After we can see the pods, run the following command to get the IP of the deployment:
```
kubectl get po -o wide
```
Place the IP provided there in the config.yaml file for prometheus to scrape against (If these are the only pods, it will likely be the 172.17.0.3 IP Address if you have no other pods running on a Minikube Cluster):
```
global:
scrape_interval: 15s
scrape_configs:
- job_name: 'apache'
scrape_interval: 5s
static_configs:
- targets: ['{PLACE_THE_IP_ADDRESS_HERE}:9117']
```
Create the configMap, delete the old deployment, and create the new deployment (Note: Wait for the old deployment to be removed before creating the new one, else the IP Address will be wrong in the configMap):
```
kubectl create -f config.yaml
kubectl delete -f deploymentv1.yaml
{Wait for deploymentv1 to be destroyed, it can take up to one minute}
kubectl create -f deploymentv2.yaml
```
## After Prometheus is Started
### Accessing our Prometheus Dashboard
Now that our environment is setup with a proper Apache server, exporter, and a Prometheus server, we can access them to see their data.
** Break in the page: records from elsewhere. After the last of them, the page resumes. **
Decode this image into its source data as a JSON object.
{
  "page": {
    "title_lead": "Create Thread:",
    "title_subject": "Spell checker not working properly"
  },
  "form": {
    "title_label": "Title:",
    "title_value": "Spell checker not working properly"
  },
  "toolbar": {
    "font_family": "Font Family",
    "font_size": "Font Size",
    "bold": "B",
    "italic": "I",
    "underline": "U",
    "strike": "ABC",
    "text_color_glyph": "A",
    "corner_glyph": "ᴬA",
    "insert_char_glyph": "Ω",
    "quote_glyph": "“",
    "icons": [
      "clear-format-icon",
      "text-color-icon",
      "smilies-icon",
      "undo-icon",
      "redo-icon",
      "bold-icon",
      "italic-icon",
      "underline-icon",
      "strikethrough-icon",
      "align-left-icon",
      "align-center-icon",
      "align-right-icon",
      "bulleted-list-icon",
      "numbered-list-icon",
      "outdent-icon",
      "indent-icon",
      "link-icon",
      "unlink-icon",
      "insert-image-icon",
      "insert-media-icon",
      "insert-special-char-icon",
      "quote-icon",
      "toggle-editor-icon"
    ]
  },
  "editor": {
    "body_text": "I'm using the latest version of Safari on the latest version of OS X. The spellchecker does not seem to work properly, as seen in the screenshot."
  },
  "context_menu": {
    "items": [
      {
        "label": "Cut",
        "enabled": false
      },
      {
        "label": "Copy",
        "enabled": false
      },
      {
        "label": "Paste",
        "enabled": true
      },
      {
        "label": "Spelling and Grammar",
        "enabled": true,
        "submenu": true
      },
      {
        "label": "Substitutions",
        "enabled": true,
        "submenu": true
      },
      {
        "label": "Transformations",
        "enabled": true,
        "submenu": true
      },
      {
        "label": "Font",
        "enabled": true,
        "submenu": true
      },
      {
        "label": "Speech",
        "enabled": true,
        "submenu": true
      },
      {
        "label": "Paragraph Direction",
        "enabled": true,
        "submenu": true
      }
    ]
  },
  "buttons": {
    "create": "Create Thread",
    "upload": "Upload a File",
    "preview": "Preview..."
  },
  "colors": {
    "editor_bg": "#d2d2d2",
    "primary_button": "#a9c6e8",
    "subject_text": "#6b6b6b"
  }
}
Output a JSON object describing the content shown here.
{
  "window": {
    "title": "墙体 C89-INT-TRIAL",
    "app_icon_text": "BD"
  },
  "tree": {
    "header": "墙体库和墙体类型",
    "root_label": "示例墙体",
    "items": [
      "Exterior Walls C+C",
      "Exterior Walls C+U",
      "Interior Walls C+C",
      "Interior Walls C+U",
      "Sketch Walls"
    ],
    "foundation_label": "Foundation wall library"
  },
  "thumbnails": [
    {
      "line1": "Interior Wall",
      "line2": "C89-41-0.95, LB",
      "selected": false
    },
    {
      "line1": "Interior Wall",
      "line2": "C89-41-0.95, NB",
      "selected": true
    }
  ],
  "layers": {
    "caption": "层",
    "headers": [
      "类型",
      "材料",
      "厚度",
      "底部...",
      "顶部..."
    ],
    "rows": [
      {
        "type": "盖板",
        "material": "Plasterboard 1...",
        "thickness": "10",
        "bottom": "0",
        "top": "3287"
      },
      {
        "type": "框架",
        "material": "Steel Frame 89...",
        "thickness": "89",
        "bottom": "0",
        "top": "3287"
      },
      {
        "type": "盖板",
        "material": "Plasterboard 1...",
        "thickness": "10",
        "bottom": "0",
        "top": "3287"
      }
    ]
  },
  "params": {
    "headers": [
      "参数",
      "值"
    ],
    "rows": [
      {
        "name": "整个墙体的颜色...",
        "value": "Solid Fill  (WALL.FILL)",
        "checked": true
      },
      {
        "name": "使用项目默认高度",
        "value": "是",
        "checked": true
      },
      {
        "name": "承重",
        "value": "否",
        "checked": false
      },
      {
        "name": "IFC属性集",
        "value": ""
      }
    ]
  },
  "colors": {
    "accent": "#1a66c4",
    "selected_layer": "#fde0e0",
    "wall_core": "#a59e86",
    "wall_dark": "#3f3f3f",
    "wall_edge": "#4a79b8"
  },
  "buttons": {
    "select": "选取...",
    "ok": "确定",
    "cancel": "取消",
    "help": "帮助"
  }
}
The following command will output the Prometheus server URL (and open it for you if you have a browser open)
```
minikube service prom-service -n prometheus
```
Navigate to the URL provided and in the PromQL expression bar, begin typing 'apache' and you will receive a list of metrics to choose from.
There's also another way we can quickly check that the Apache exporter is working as well: through a simple curl to the Prometheus Server
```
curl http://{URL_OF_PREVIOUS_COMMAND}/api/v1/label/job/values
```
### What if we wanted to see the metrics at the Apache Exporter itself? Instead of the Prometheus Server?
Let's run a kubernetes pod with a curl container to curl the /metrics endpoint for the Apache webserver. This pod will run, curl the provided URL (replace the IP address below with your deployment/pod IP), then return the output to our terminal. The reason we have to run this within the cluster, is because we are not exposing the Apache exporter publicly, only through a ClusterIP. Lastly, we are piping the output to the more command in order to sift through the metrics easier.
```
kubectl run curl --image curlimages/curl -it --rm --restart=Never -- http://172.17.0.6:9117/metrics | more
```
Perfect! We now see our Apache exporter metrics outside of our Prometheus Server.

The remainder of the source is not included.